In “A Nail Through the Heart,” expatriate travel writer Poke Rafferty finds himself embroiled in a dangerous conspiracy when he befriends a young street child in Bangkok. As Poke investigates the boy’s past, he uncovers a web of corruption, human trafficking, and international intrigue that threatens to consume them both.

Hallinan’s novel is a gritty and atmospheric caper set against the backdrop of contemporary Thailand. The plot is fast-paced and suspenseful, with Hallinan expertly ratcheting up the tension with each twist and turn of the narrative. Poke Rafferty is a flawed but sympathetic protagonist, and his moral struggles add depth to the story. “A Nail Through the Heart” is a gripping caper that showcases Hallinan’s talent for crafting compelling mysteries with a cultural twist.

“One More Thing: Stories and Other Stories” by B.J. Novak, 2014

“One More Thing” is a collection of short stories by B.J. Novak, including the titular story which involves a heist at an art museum. In this caper, a group of thieves attempts to steal a valuable painting while navigating unexpected obstacles and moral dilemmas.

Novak’s work in this collection showcases his versatility as a writer, blending humor, satire, and poignant observations on human nature. The caper story, “One More Thing,” stands out for its clever premise and witty execution.
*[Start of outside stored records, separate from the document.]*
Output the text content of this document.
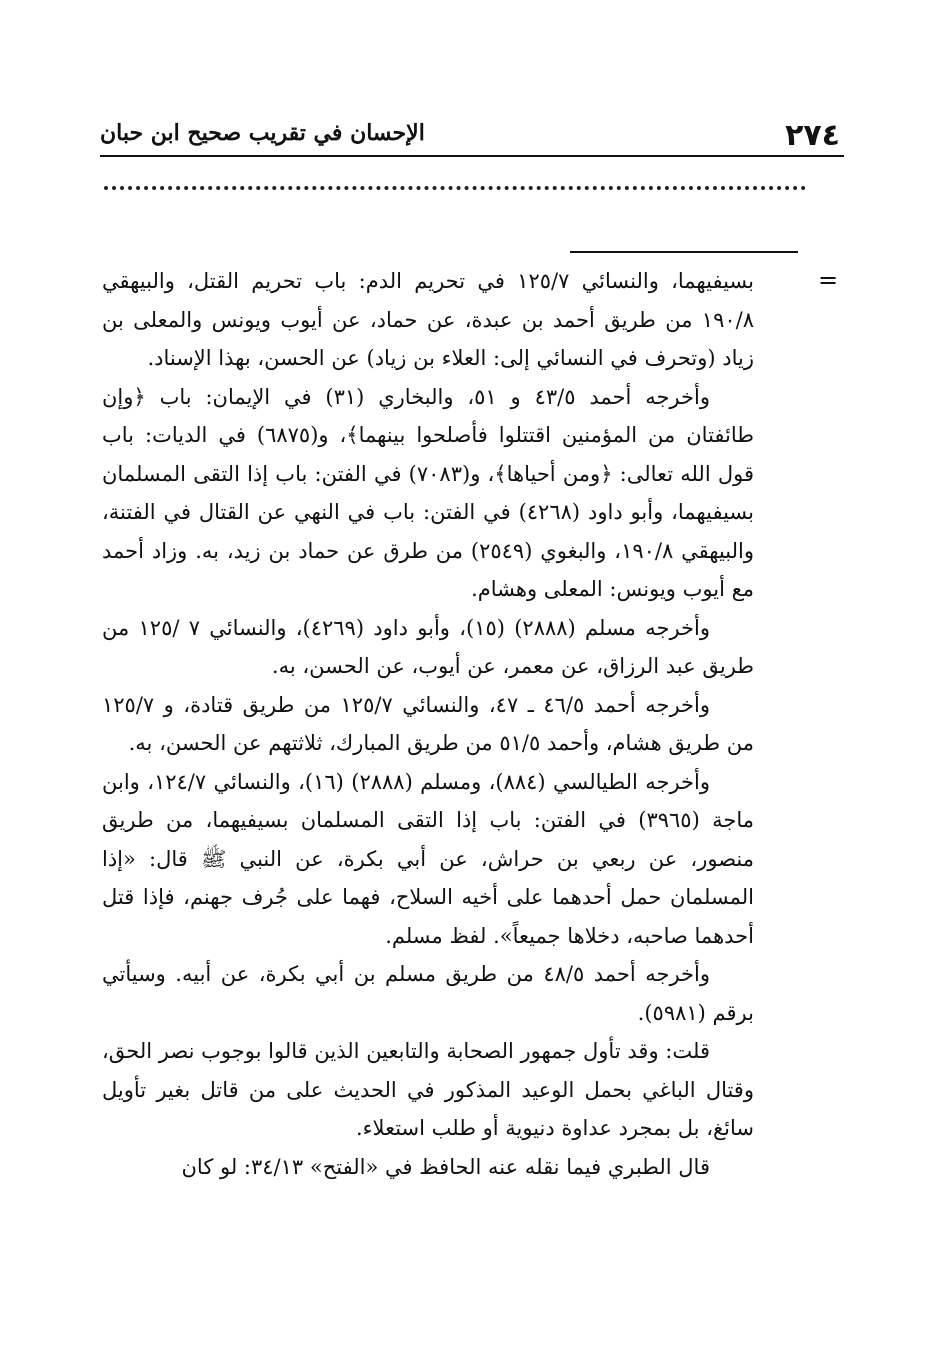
٢٧٤
الإحسان في تقريب صحيح ابن حبان
=

بسيفيهما، والنسائي ١٢٥/٧ في تحريم الدم: باب تحريم القتل، والبيهقي ١٩٠/٨ من طريق أحمد بن عبدة، عن حماد، عن أيوب ويونس والمعلى بن زياد (وتحرف في النسائي إلى: العلاء بن زياد) عن الحسن، بهذا الإسناد.

وأخرجه أحمد ٤٣/٥ و ٥١، والبخاري (٣١) في الإيمان: باب ﴿وإن طائفتان من المؤمنين اقتتلوا فأصلحوا بينهما﴾، و(٦٨٧٥) في الديات: باب قول الله تعالى: ﴿ومن أحياها﴾، و(٧٠٨٣) في الفتن: باب إذا التقى المسلمان بسيفيهما، وأبو داود (٤٢٦٨) في الفتن: باب في النهي عن القتال في الفتنة، والبيهقي ١٩٠/٨، والبغوي (٢٥٤٩) من طرق عن حماد بن زيد، به. وزاد أحمد مع أيوب ويونس: المعلى وهشام.

وأخرجه مسلم (٢٨٨٨) (١٥)، وأبو داود (٤٢٦٩)، والنسائي ٧ /١٢٥ من طريق عبد الرزاق، عن معمر، عن أيوب، عن الحسن، به.

وأخرجه أحمد ٤٦/٥ ـ ٤٧، والنسائي ١٢٥/٧ من طريق قتادة، و ١٢٥/٧ من طريق هشام، وأحمد ٥١/٥ من طريق المبارك، ثلاثتهم عن الحسن، به.

وأخرجه الطيالسي (٨٨٤)، ومسلم (٢٨٨٨) (١٦)، والنسائي ١٢٤/٧، وابن ماجة (٣٩٦٥) في الفتن: باب إذا التقى المسلمان بسيفيهما، من طريق منصور، عن ربعي بن حراش، عن أبي بكرة، عن النبي ﷺ قال: «إذا المسلمان حمل أحدهما على أخيه السلاح، فهما على جُرف جهنم، فإذا قتل أحدهما صاحبه، دخلاها جميعاً». لفظ مسلم.

وأخرجه أحمد ٤٨/٥ من طريق مسلم بن أبي بكرة، عن أبيه. وسيأتي برقم (٥٩٨١).

قلت: وقد تأول جمهور الصحابة والتابعين الذين قالوا بوجوب نصر الحق، وقتال الباغي بحمل الوعيد المذكور في الحديث على من قاتل بغير تأويل سائغ، بل بمجرد عداوة دنيوية أو طلب استعلاء.

قال الطبري فيما نقله عنه الحافظ في «الفتح» ٣٤/١٣: لو كان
Novak’s writing is sharp and engaging, and he deftly balances humor with moments of genuine emotion. Overall, “One More Thing” is a delightful collection that demonstrates Novak’s talent for crafting memorable and thought-provoking stories.

“Blacktop Wasteland” by S.A. Cosby, 2020

In “Blacktop Wasteland,” Beauregard “Bug” Montage is a former getaway driver and family man who struggles to make ends meet. When he’s tempted back into the world of crime for one last heist, Bug finds himself embroiled in a dangerous game of cat and mouse with ruthless criminals and law enforcement alike. As the stakes escalate, Bug must confront his past and fight to protect his loved ones.

Cosby’s novel is a gritty and gripping caper that explores themes of family, identity, and redemption against the backdrop of rural Virginia. “Blacktop Wasteland” features vividly drawn characters and taut, suspenseful prose that keeps readers on the edge of their seats. Cosby’s portrayal of Bug’s struggle to break free from the cycle of violence and poverty is both heartbreaking and compelling, making “Blacktop Wasteland” a standout in the genre.


And that’s our list of the twenty best caper fiction books. What’s your take on these – any surprises, or any caper fiction books not on this list that you feel should make the top twenty?